J'avais du mal à respirer. Cela remettait en question toutes mes peurs les plus terribles, les plus ancrées en moi. Auroq pouvait disparaître, il pouvait se diluer à jamais dans les entrailles de la Maison ; mais il serait là tout de même. Quelque part. À portée de main.

– Mais toi, tu as eu une réponse, soufflai-je avidement. Tu sais donc où se trouve ton Ours ? L'as-tu revu ?

Les yeux de la messagère brillaient d'un éclat humide. Quand les coins de sa bouche se mirent à trembler, je m'inclinai en bredouillant :

– Pardonnez-moi... Je vous supplie d'oublier ce que je viens de... Je ne voulais pas vous blesser. Je sais que c'est un sujet intime, je n'aurais pas dû...

– Ne t'excuse pas, murmura-t-elle d'une voix à peine audible. Il est au quatre-vingt-deuxième étage.

J'écarquillai les yeux. C'était si loin ! Ma famille était une fois montée au vingtième étage, pour assister à une cérémonie de danse donnée tous les dix ans, et cela m'avait déjà paru le bout du monde. Le quatre-vingt-deuxième ! Distinguait-on seulement la terre ferme, de là-haut ?

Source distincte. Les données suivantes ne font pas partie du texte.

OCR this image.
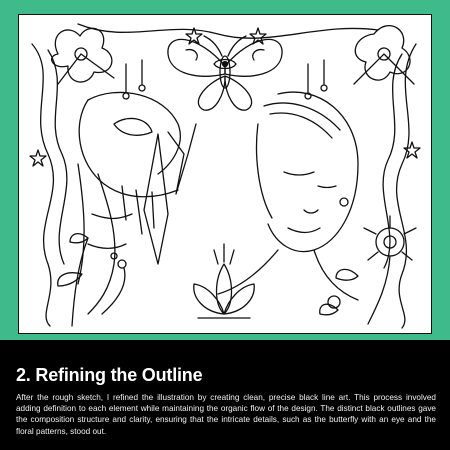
2. Refining the Outline

After the rough sketch, I refined the illustration by creating clean, precise black line art. This process involved adding definition to each element while maintaining the organic flow of the design. The distinct black outlines gave the composition structure and clarity, ensuring that the intricate details, such as the butterfly with an eye and the floral patterns, stood out.
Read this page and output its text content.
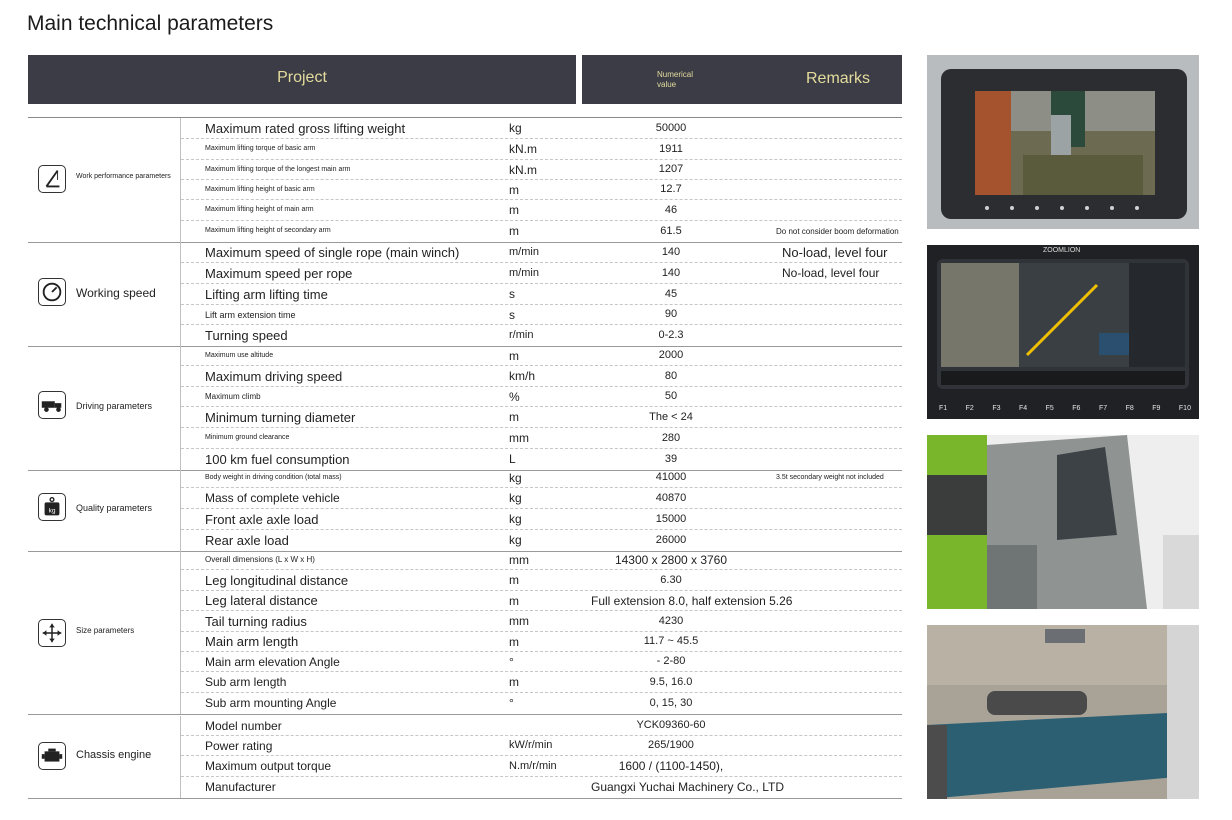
Main technical parameters
Project	Numerical value	Remarks
Work performance parameters
Maximum rated gross lifting weight	kg	50000
Maximum lifting torque of basic arm	kN.m	1911
Maximum lifting torque of the longest main arm	kN.m	1207
Maximum lifting height of basic arm	m	12.7
Maximum lifting height of main arm	m	46
Maximum lifting height of secondary arm	m	61.5	Do not consider boom deformation
Working speed
Maximum speed of single rope (main winch)	m/min	140	No-load, level four
Maximum speed per rope	m/min	140	No-load, level four
Lifting arm lifting time	s	45
Lift arm extension time	s	90
Turning speed	r/min	0-2.3
Driving parameters
Maximum use altitude	m	2000
Maximum driving speed	km/h	80
Maximum climb	%	50
Minimum turning diameter	m	The < 24
Minimum ground clearance	mm	280
100 km fuel consumption	L	39
kg Quality parameters
Body weight in driving condition (total mass)	kg	41000	3.5t secondary weight not included
Mass of complete vehicle	kg	40870
Front axle axle load	kg	15000
Rear axle load	kg	26000
Size parameters
Overall dimensions (L x W x H)	mm	14300 x 2800 x 3760
Leg longitudinal distance	m	6.30
Leg lateral distance	m	Full extension 8.0, half extension 5.26
Tail turning radius	mm	4230
Main arm length	m	11.7 ~ 45.5
Main arm elevation Angle	°	- 2-80
Sub arm length	m	9.5, 16.0
Sub arm mounting Angle	°	0, 15, 30
Chassis engine
Model number	YCK09360-60
Power rating	kW/r/min	265/1900
Maximum output torque	N.m/r/min	1600 / (1100-1450),
Manufacturer	Guangxi Yuchai Machinery Co., LTD
ZOOMLION
F1	F2	F3	F4	F5	F6	F7	F8	F9	F10
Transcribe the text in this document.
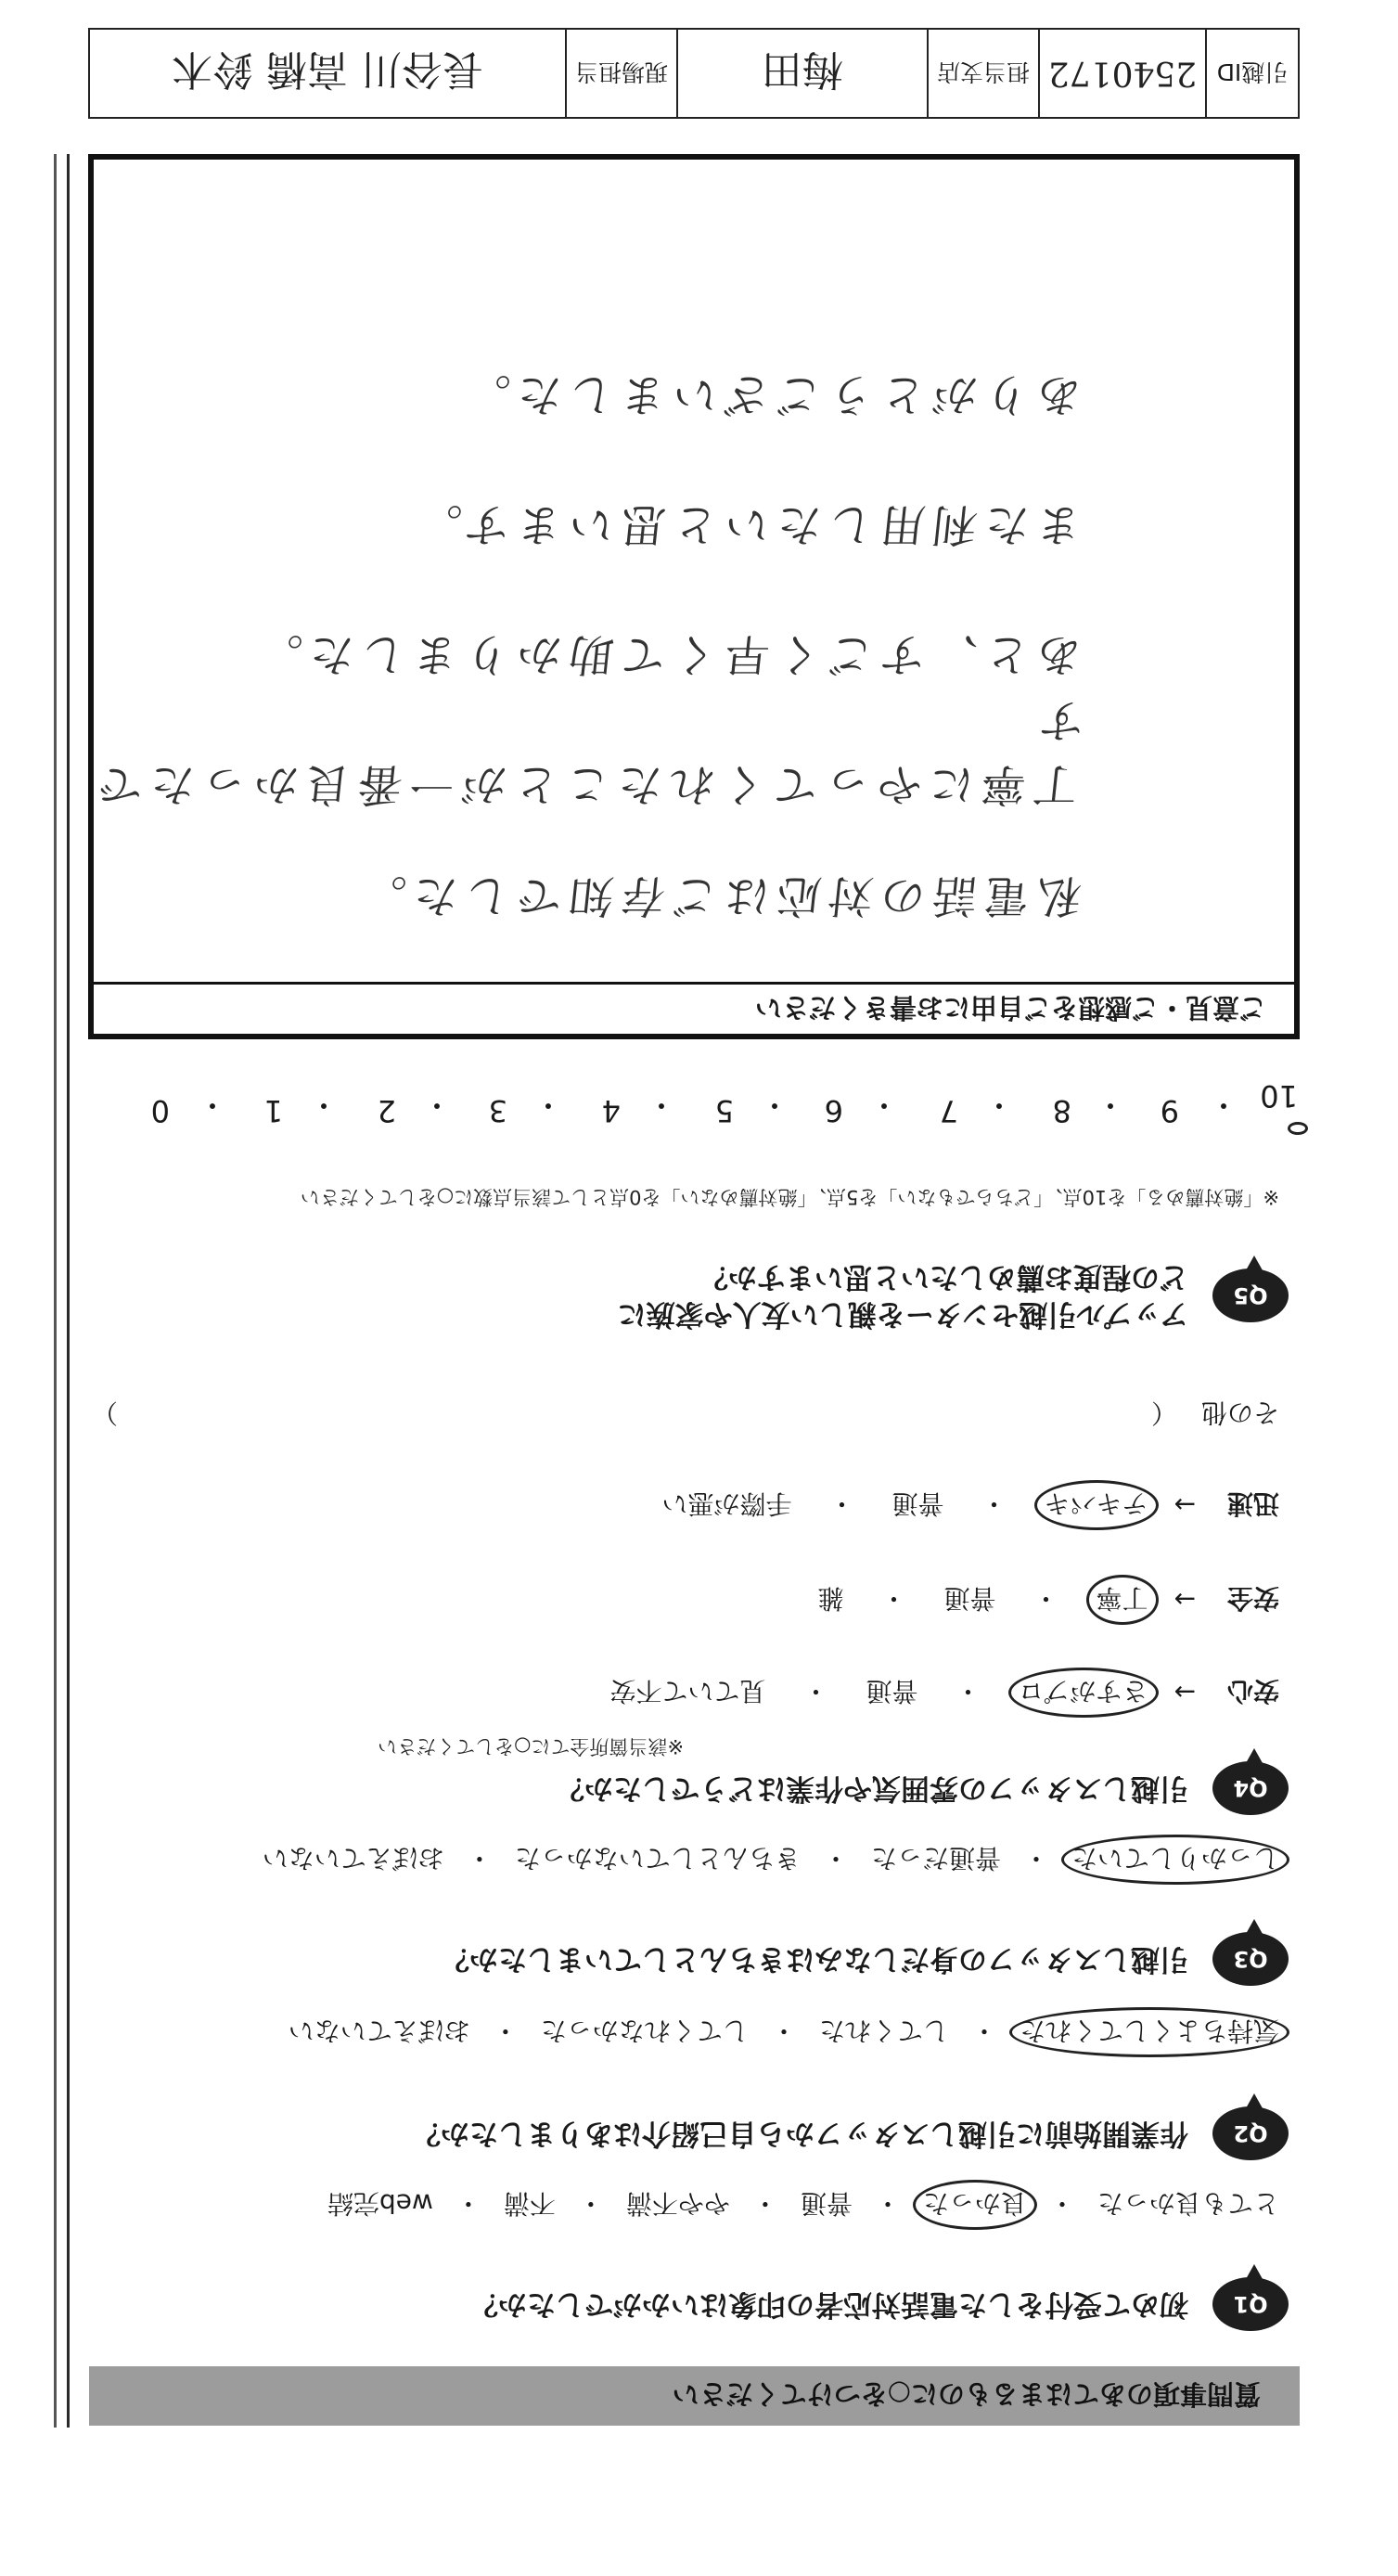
質問事項のあてはまるものに○をつけてください
Q1
初めて受付をした電話対応者の印象はいかがでしたか？
とても良かった
・
良かった
・
普通
・
やや不満
・
不満
・
web完結
Q2
作業開始前に引越しスタッフから自己紹介はありましたか？
気持ちよくしてくれた
・
してくれた
・
してくれなかった
・
おぼえていない
Q3
引越しスタッフの身だしなみはきちんとしていましたか？
しっかりしていた
・
普通だった
・
きちんとしていなかった
・
おぼえていない
Q4
引越しスタッフの雰囲気や作業はどうでしたか？
※該当箇所全てに○をしてください
安心
→
さすがプロ
・
普通
・
見ていて不安
安全
→
丁寧
・
普通
・
雑
迅速
→
テキパキ
・
普通
・
手際が悪い
その他
（
）
Q5
アップル引越センターを親しい友人や家族に
どの程度お薦めしたいと思いますか？
※「絶対薦める」を10点、「どちらでもない」を5点、「絶対薦めない」を0点として該当点数に○をしてください
10
・
9
・
8
・
7
・
6
・
5
・
4
・
3
・
2
・
1
・
0
ご意見・ご感想をご自由にお書きください
私電話の対応はご存知でした。
丁寧にやってくれたことが一番良かったです
あと、すごく早くて助かりました。
また利用したいと思います。
ありがとうございました。
引越ID
2540172
担当支店
梅田
現場担当
長谷川 高橋 鈴木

– Non, je ne l'ai pas revu, poursuivit Dame Agapi. Je ne le reverrai pas.

– Mais... pourquoi ?

– Car cela ne ferait que nous faire souffrir davantage, l'un comme l'autre. (Sa voix retrouva sa douce fermeté.) Nous n'avons pas d'avenir ensemble ; il serait inconscient de ma part de chercher à nous réunir. Je voulais simplement savoir où il se trouve... pour pouvoir le situer dans la Maison.

Elle ferma les paupières, posa la main sur son cœur.

– Ainsi, il n'a pas totalement disparu. Il reste là... quelque part. Hors d'atteinte, mais présent tout de même. (Elle rouvrit les yeux.) Tu comprendras plus tard, Picta. La séparation n'est pas le pire. Le pire, c'est l'ignorance.

Avec un sourire, la jeune messagère me considéra avec une indulgence qui la fit paraître réellement adulte. Qui lui donna l'air de ce qu'elle était vraiment : une future mère.

– Tu comprendras quand ton tour viendra.

Malgré la bonté de sa voix, un frisson glacé courut dans mon dos.